I have the same heads on my 460 for now....... D0VE-C in the the works. Here is the way the D3VE-A2A's turned out. The pics don't show great detail but here they are anyway.
http://www.ats-inc.net/Stuff/engn7.jpg
And another view
http://www.ats-inc.net/Stuff/engn8.jpg
First of all there is ALOT of material that can be taken out of the exhaust port. Don't take too much off the bottom of the port near the valve seat because there's a water jacket there (just smooth off the rough edge below the valve seat). Don't take off any in the bottom of the port, itself. The smog hump can be completely ground flush. The two humps on the valve guide can be ground down. Make the guide boss look like a cone that blend in with the valve stem. The long hump that is parallel to the head bolt can be ground smooth and there is nothing between the head bolt and the port to hit so the sides of the ports can be opened up considerably. The top of the exhaust port is narrower than the bottom so you want to open the top to where it is atleast as wide as the bottom, not just near the flange but most of the way into the port. The whole process will take time but it will be worth it if you have the time. I hope you didn't gat a valve job yet, it's pretty common to bump one of the seats. Put masking tape on any surfaces you don't want to damgage by accidently hitting them. There's also work to do in the combustion chamber if you're interested. Good luck
I am also interested in the advice you can offer for the combustion chamber. This forum is very helpful in helping me decide exactly what I want to do to make my ford run its best. Thanks for all the advice.

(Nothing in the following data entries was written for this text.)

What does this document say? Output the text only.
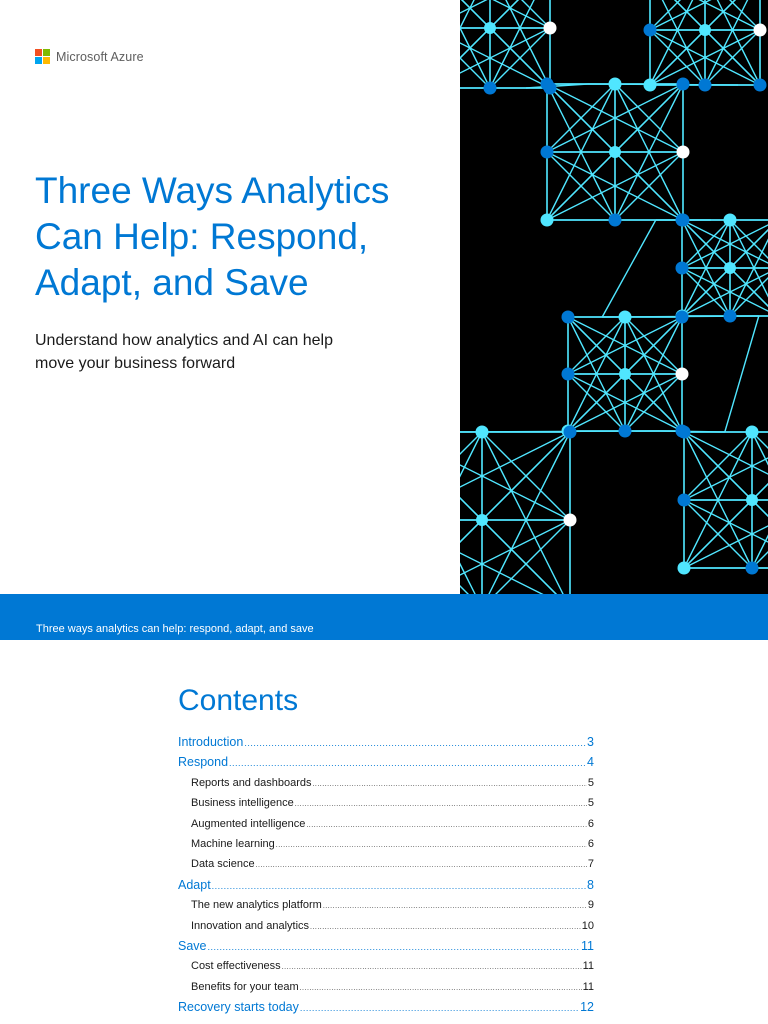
Microsoft Azure
Three Ways Analytics Can Help: Respond, Adapt, and Save

Understand how analytics and AI can help move your business forward

Three ways analytics can help: respond, adapt, and save
Contents
Introduction .....	3
Respond .....	4
Reports and dashboards .....	5
Business intelligence .....	5
Augmented intelligence .....	6
Machine learning .....	6
Data science .....	7
Adapt .....	8
The new analytics platform .....	9
Innovation and analytics .....	10
Save .....	11
Cost effectiveness .....	11
Benefits for your team .....	11
Recovery starts today .....	12
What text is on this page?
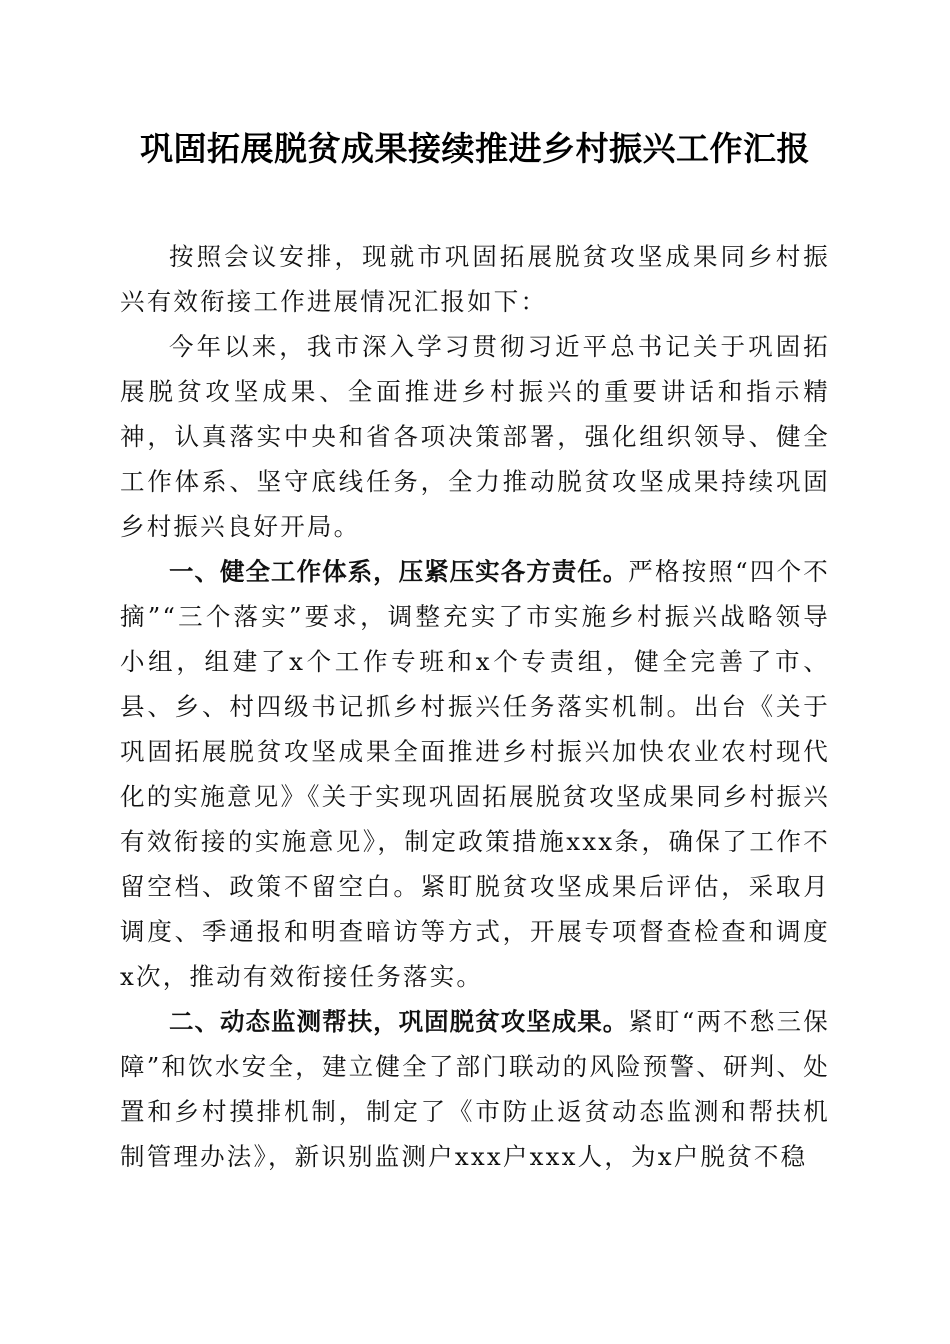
巩固拓展脱贫成果接续推进乡村振兴工作汇报

按照会议安排，现就市巩固拓展脱贫攻坚成果同乡村振兴有效衔接工作进展情况汇报如下：

今年以来，我市深入学习贯彻习近平总书记关于巩固拓展脱贫攻坚成果、全面推进乡村振兴的重要讲话和指示精神，认真落实中央和省各项决策部署，强化组织领导、健全工作体系、坚守底线任务，全力推动脱贫攻坚成果持续巩固乡村振兴良好开局。

一、健全工作体系，压紧压实各方责任。严格按照“四个不摘”“三个落实”要求，调整充实了市实施乡村振兴战略领导小组，组建了x个工作专班和x个专责组，健全完善了市、县、乡、村四级书记抓乡村振兴任务落实机制。出台《关于巩固拓展脱贫攻坚成果全面推进乡村振兴加快农业农村现代化的实施意见》《关于实现巩固拓展脱贫攻坚成果同乡村振兴有效衔接的实施意见》，制定政策措施xxx条，确保了工作不留空档、政策不留空白。紧盯脱贫攻坚成果后评估，采取月调度、季通报和明查暗访等方式，开展专项督查检查和调度x次，推动有效衔接任务落实。

二、动态监测帮扶，巩固脱贫攻坚成果。紧盯“两不愁三保障”和饮水安全，建立健全了部门联动的风险预警、研判、处置和乡村摸排机制，制定了《市防止返贫动态监测和帮扶机制管理办法》，新识别监测户xxx户xxx人，为x户脱贫不稳
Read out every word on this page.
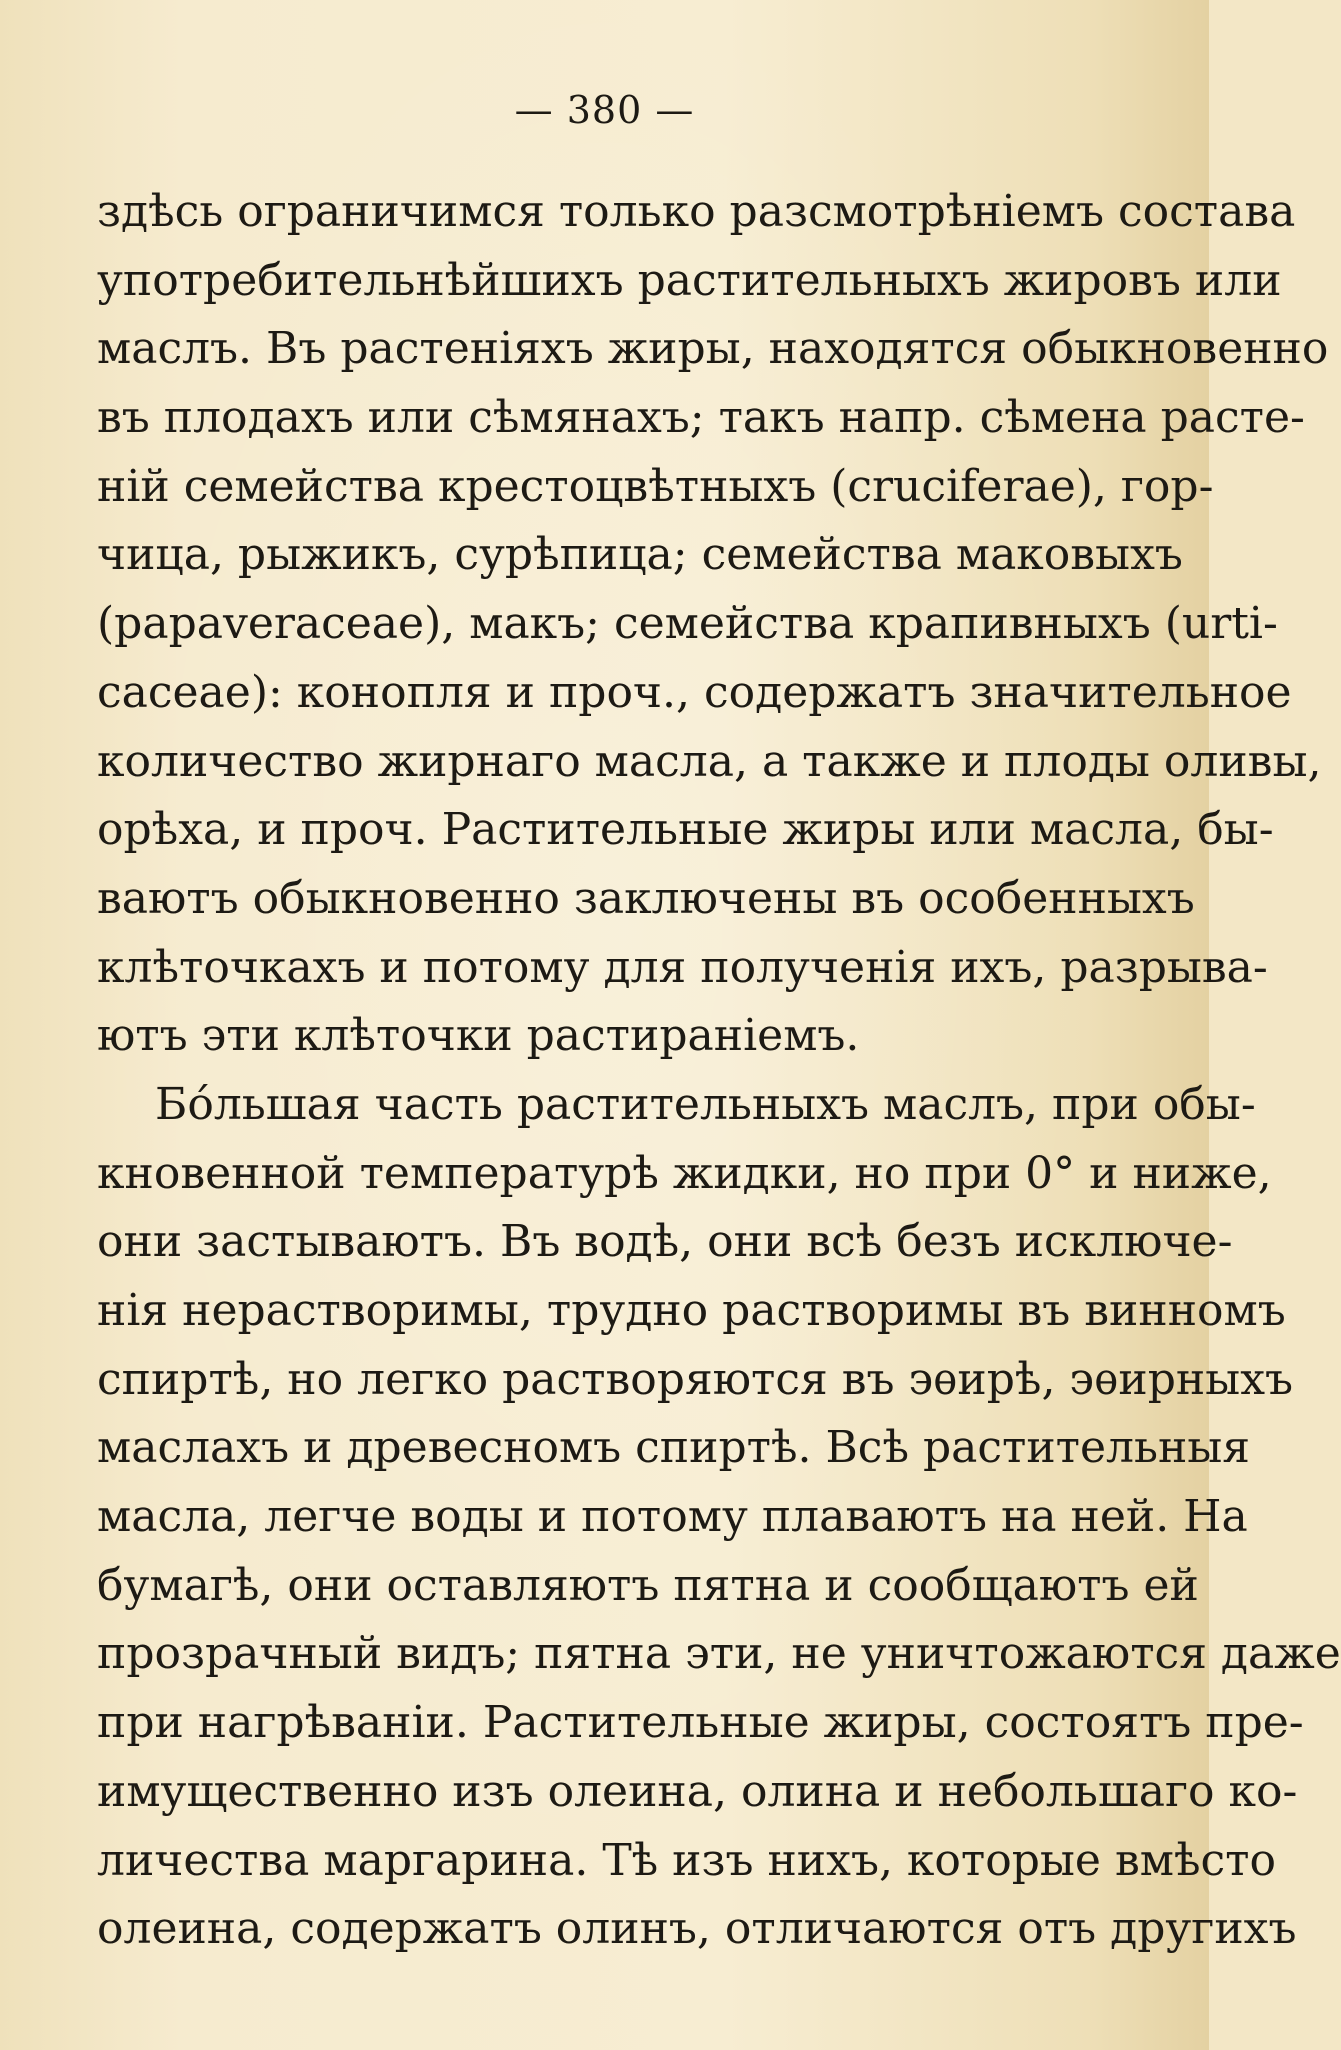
— 380 —
здѣсь ограничимся только разсмотрѣніемъ состава
употребительнѣйшихъ растительныхъ жировъ или
маслъ. Въ растеніяхъ жиры, находятся обыкновенно
въ плодахъ или сѣмянахъ; такъ напр. сѣмена расте-
ній семейства крестоцвѣтныхъ (cruciferae), гор-
чица, рыжикъ, сурѣпица; семейства маковыхъ
(papaveraceae), макъ; семейства крапивныхъ (urti-
caceae): конопля и проч., содержатъ значительное
количество жирнаго масла, а также и плоды оливы,
орѣха, и проч. Растительные жиры или масла, бы-
ваютъ обыкновенно заключены въ особенныхъ
клѣточкахъ и потому для полученія ихъ, разрыва-
ютъ эти клѣточки растираніемъ.
Бо́льшая часть растительныхъ маслъ, при обы-
кновенной температурѣ жидки, но при 0° и ниже,
они застываютъ. Въ водѣ, они всѣ безъ исключе-
нія нерастворимы, трудно растворимы въ винномъ
спиртѣ, но легко растворяются въ эѳирѣ, эѳирныхъ
маслахъ и древесномъ спиртѣ. Всѣ растительныя
масла, легче воды и потому плаваютъ на ней. На
бумагѣ, они оставляютъ пятна и сообщаютъ ей
прозрачный видъ; пятна эти, не уничтожаются даже
при нагрѣваніи. Растительные жиры, состоятъ пре-
имущественно изъ олеина, олина и небольшаго ко-
личества маргарина. Тѣ изъ нихъ, которые вмѣсто
олеина, содержатъ олинъ, отличаются отъ другихъ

I'm doing the same thing to the same series heads... I questioned Kevin Kemmer and we swapped pictures back and forth so he could try to educate me... here's some pics of what I've done so far... I've really only roughed them in... the finish work is still to be done.. hope this shows what you want to know.. I'd also welcome any pointers from the experts...
john
before....http://www.clubfte.com/users/jniolon/19a1.jpg
after.....http://www.clubfte.com/users/jniolon/1.jpg
more after http://www.clubfte.com/users/jniolon/1a.jpg
When removing smog bumps and other head material, I normally use my die grinder with carbide rotary burrs for the big pieces and then go to the Dremel with a stone to clean everything up. Takes a little longer, but I have far better control with the Dremel.

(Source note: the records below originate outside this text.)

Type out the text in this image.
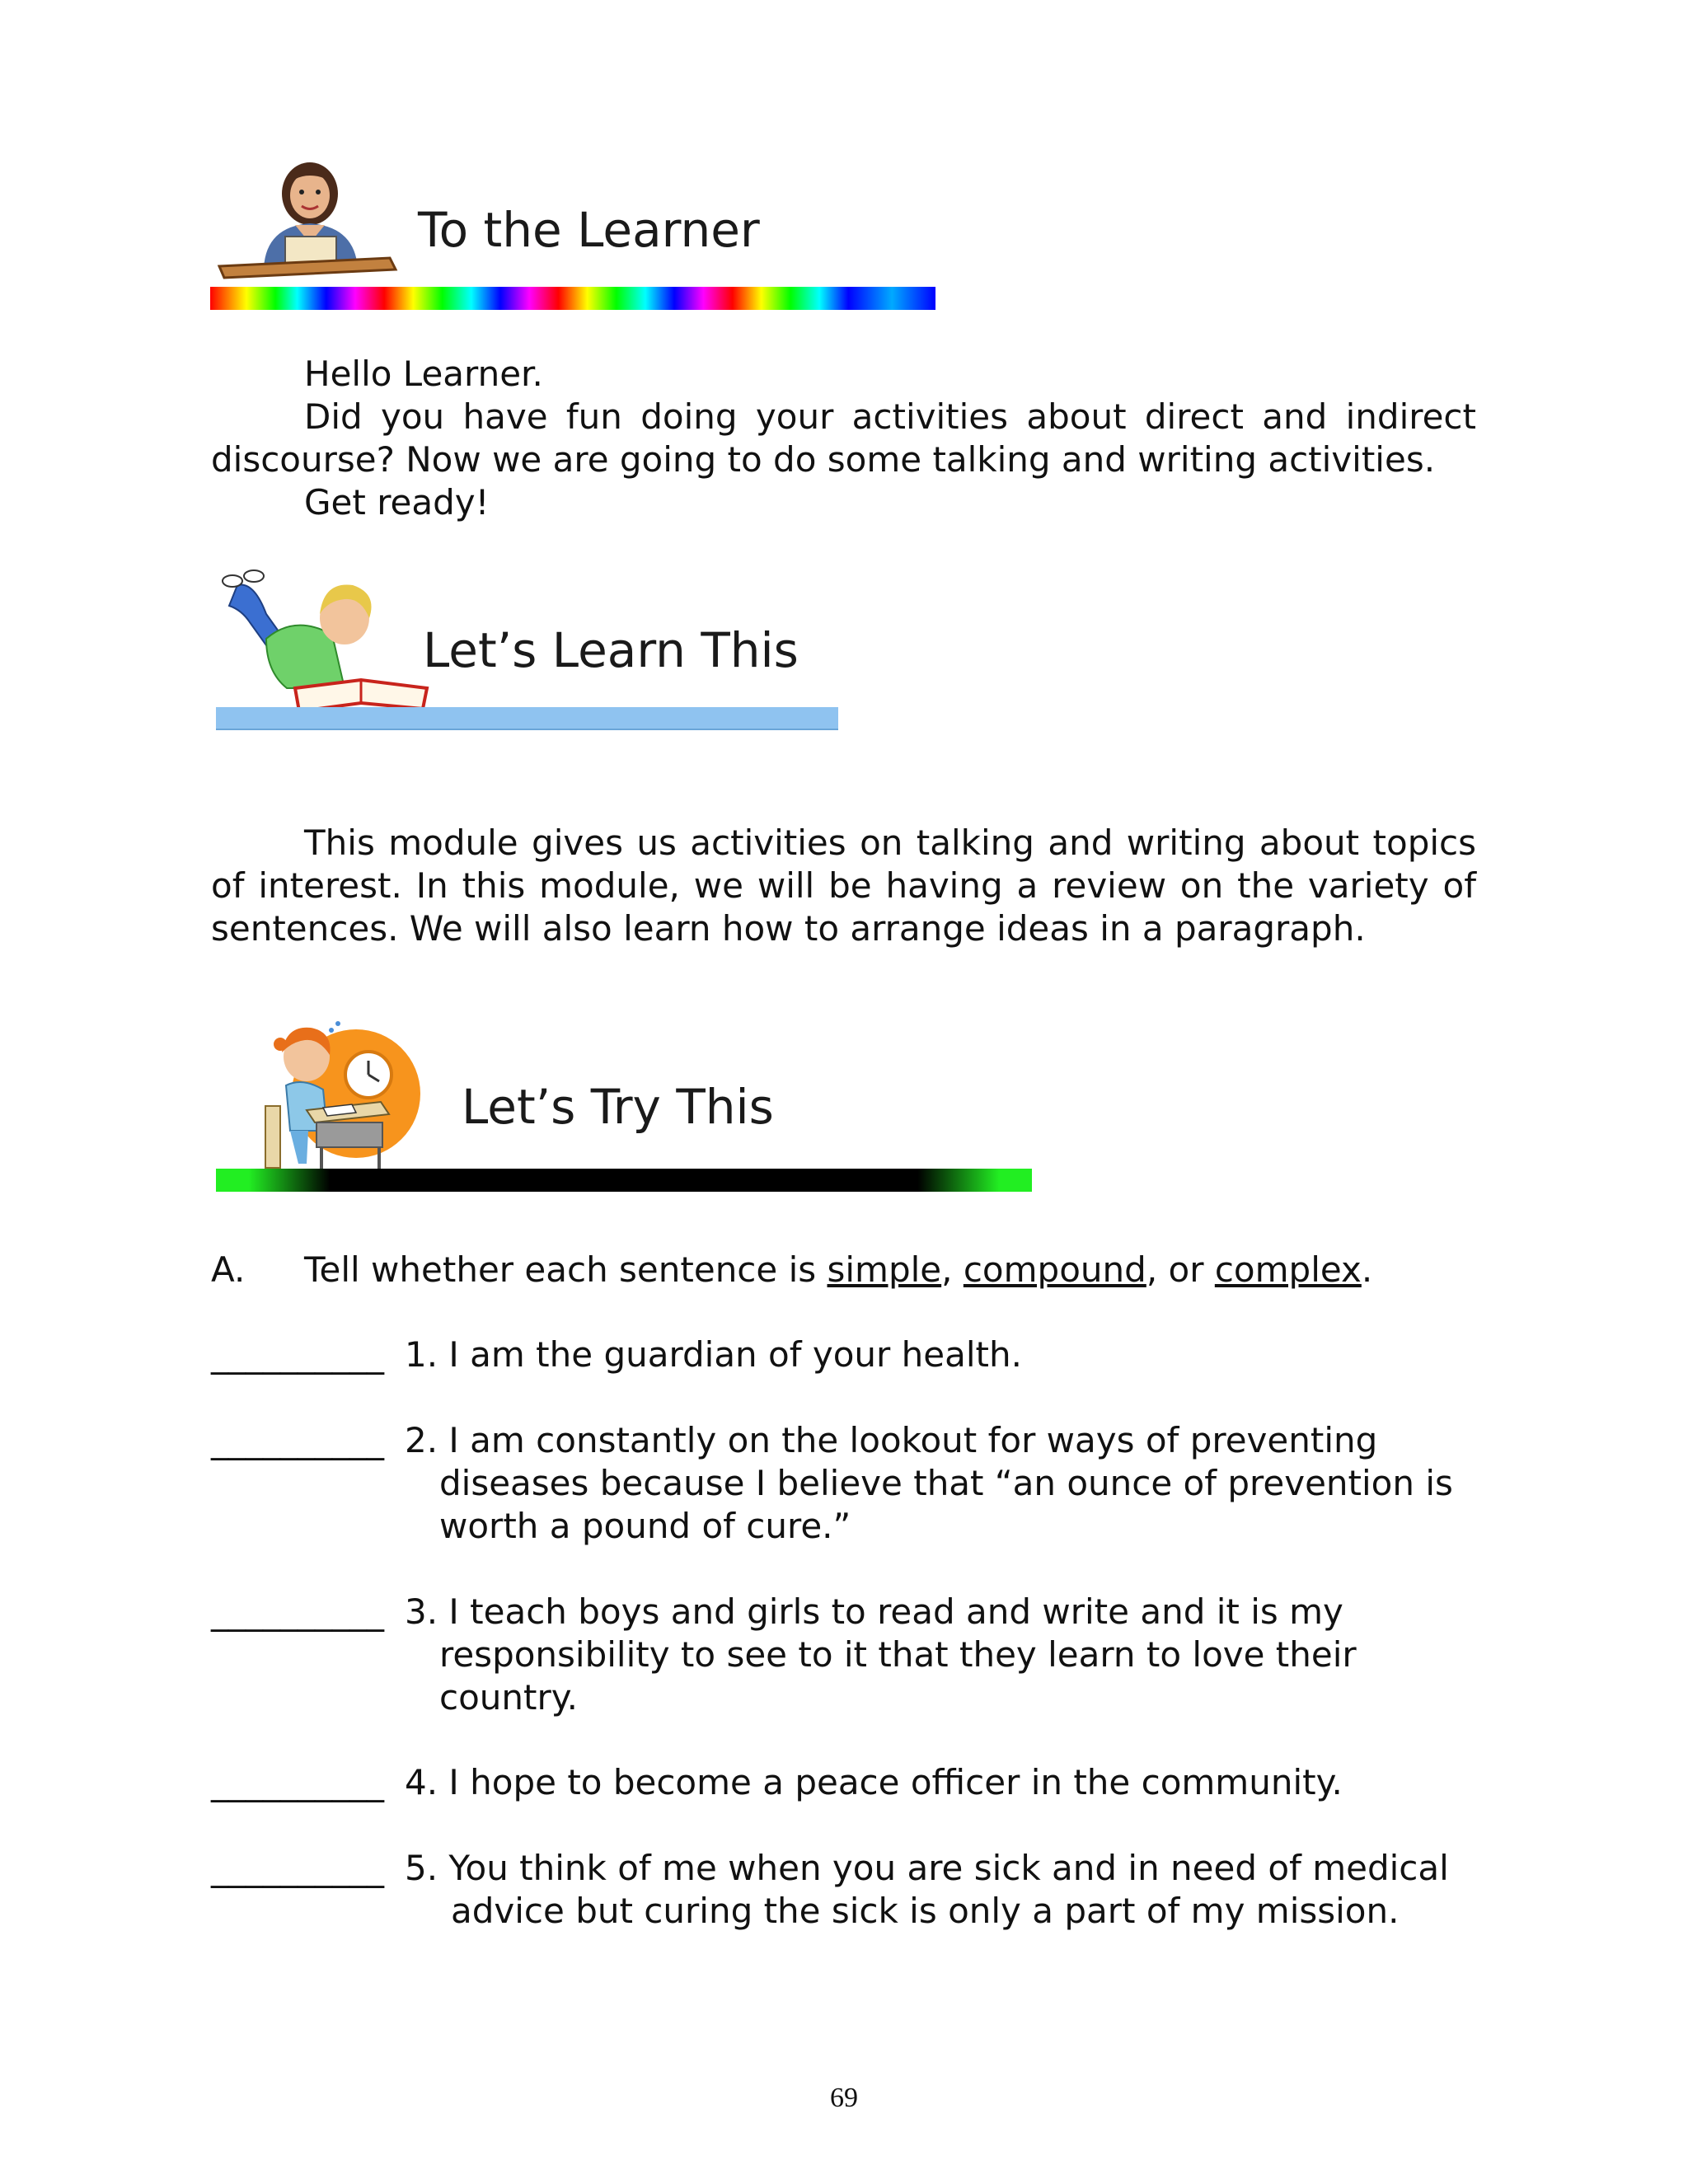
To the Learner

Hello Learner.

Did you have fun doing your activities about direct and indirect discourse? Now we are going to do some talking and writing activities.

Get ready!

Let’s Learn This

This module gives us activities on talking and writing about topics of interest. In this module, we will be having a review on the variety of sentences. We will also learn how to arrange ideas in a paragraph.

Let’s Try This
A. Tell whether each sentence is simple, compound, or complex.
__________ 1. I am the guardian of your health.
__________ 2. I am constantly on the lookout for ways of preventing
diseases because I believe that “an ounce of prevention is
worth a pound of cure.”
__________ 3. I teach boys and girls to read and write and it is my
responsibility to see to it that they learn to love their
country.
__________ 4. I hope to become a peace officer in the community.
__________ 5. You think of me when you are sick and in need of medical
advice but curing the sick is only a part of my mission.
69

I stongly suggest that you get a junk head to use for some test grinds, as a full-sized die grinder at 20-30,000 rpm can remove more material than you can believe in the blink of an eye. Even though recommended speeds are 15-20,000 rpm, it takes a pro who does heads for a living to keep the speed down on a consistant basis. Ask me how I know.
Anything you do to the intake ports and combustion chambers of your heads can be wasted motion unless you match the ports to your intake manifold. I've seen aftermarket aluminum intake manifolds with runners 1/2" smaller than stock head intake ports.
This site covers all the basics of porting and manifold matching:
http://www.sa-motorsports.com/diyport.htm
Good luck! You're improving the most inefficient component of the 385 series engine (especially the smog bump) and the results are well worth the effort.
I'm just about done with my heads. I'm pretty satisfied with how it's going. If any one could help me with the compression ratio now, i would be very thankful. Like I said before, it is a 75' 460, so it has the taller deck height, .030 +6c.c. hypertec pistons with two valve reliefs, standard felpro head gaskets, and D3VE-A2A heads. Any help would be appreciated.
We'll need a little more info, like a part number on the pistons or a compression height perhaps, also how much are the heads/block going to be milled, have you had your chambers cc'd? The chambers can vary depending on how many valve jobs have been done, whether you have new seats, if you did any work on the chanbers while doing your porting, etc. etc. Later.
The heads didn't need milled, they were straight as was the block. I used felpro head gaskets with .040 squish. The pistons are +6 c.c. .030 hypertec. It is a 460 bored .030 over with d3ve-a2a heads that have 91 c.c. chambers I believe.